Monica Verdoia, MD, from Eastern Piedmont University in Novara, Italy, and colleagues examined the correlation between vitamin D levels and CAD in a cohort of 1,484 patients undergoing coronary angiography.

The researchers found that 91.8% of patients had hypovitaminosis D (values below 30mg/mL). Hypovitaminosis D correlated with increased prevalence of left main and right CAD (P=0.03). A higher prevalence of CAD and severe CAD was associated with vitamin D deficiency (<15ng/mL; adjusted odds ratios, 1.32 and 1.18, respectively). Patients with severe versus mild vitamin D deficiency (16–30ng/mL) had an additional CAD risk (adjusted odds ratios, 2.11 [P=0.007] versus 1.7 [P=0.059]).

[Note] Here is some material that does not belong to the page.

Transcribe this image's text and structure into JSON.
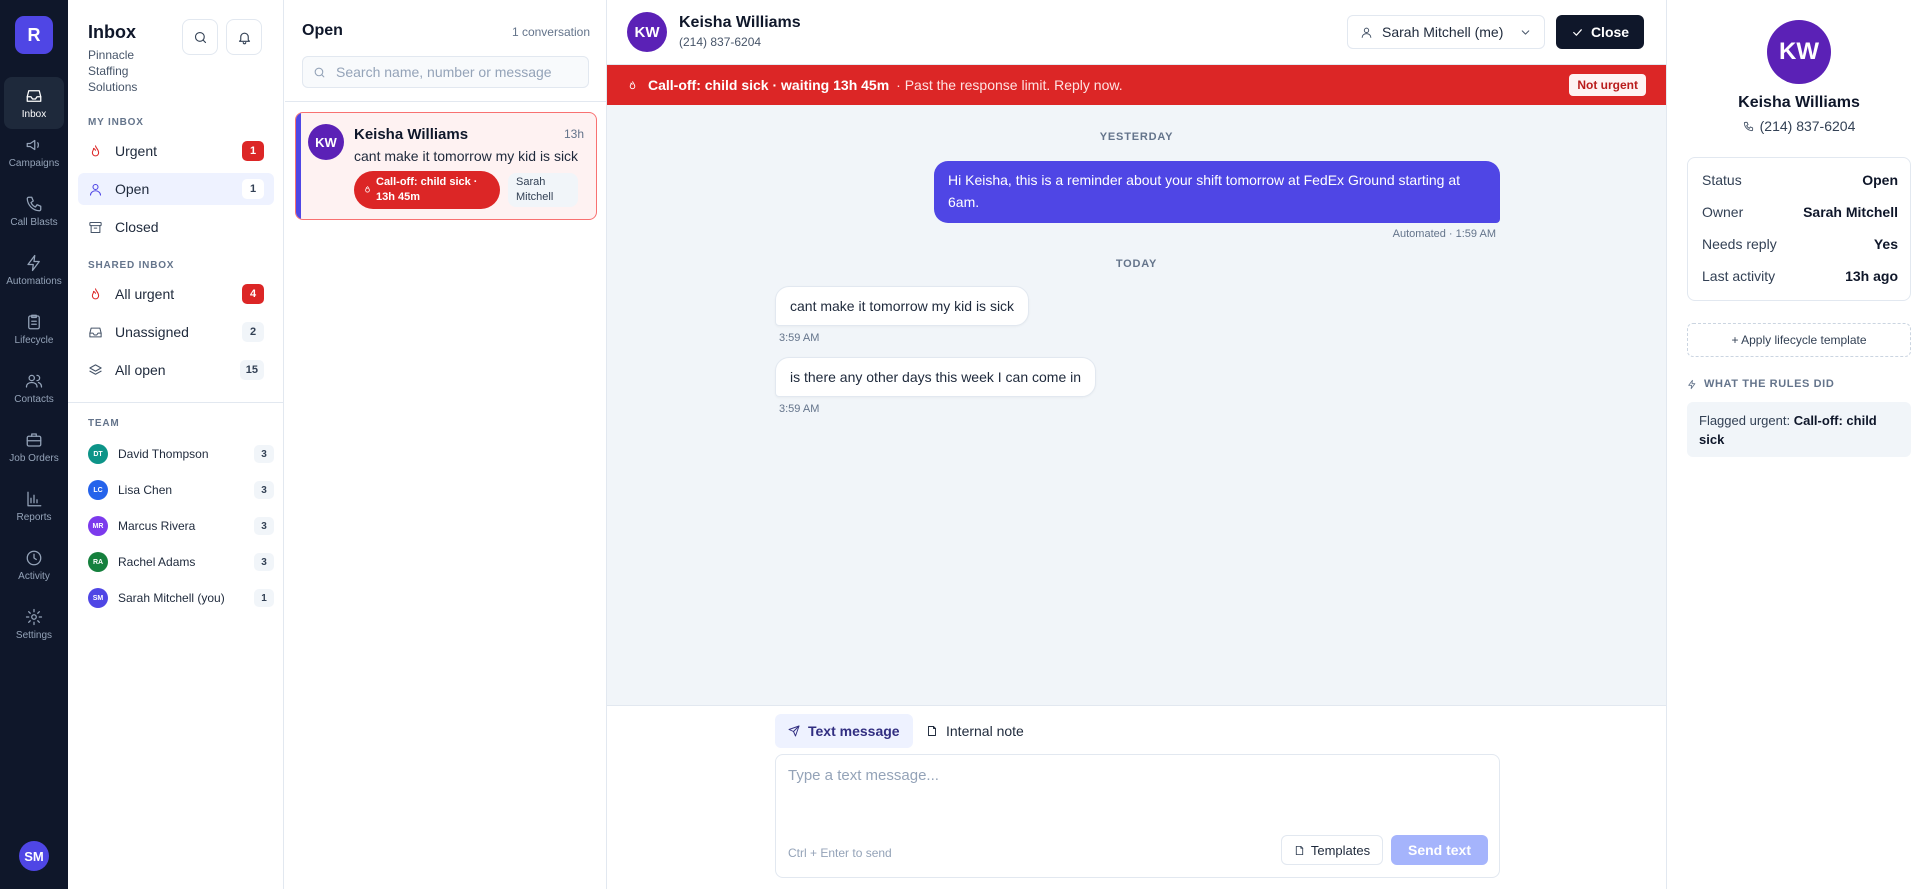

“Present results suggest vitamin D deficiency to be the cause rather than the consequence of atherosclerosis,” Verdoia said in a statement. “Although evidence of benefits with vitamin D supplementation in cardiovascular outcomes are still lacking, strategies to raise endogenous vitamin D should probably be advised in the prevention of cardiovascular disease.”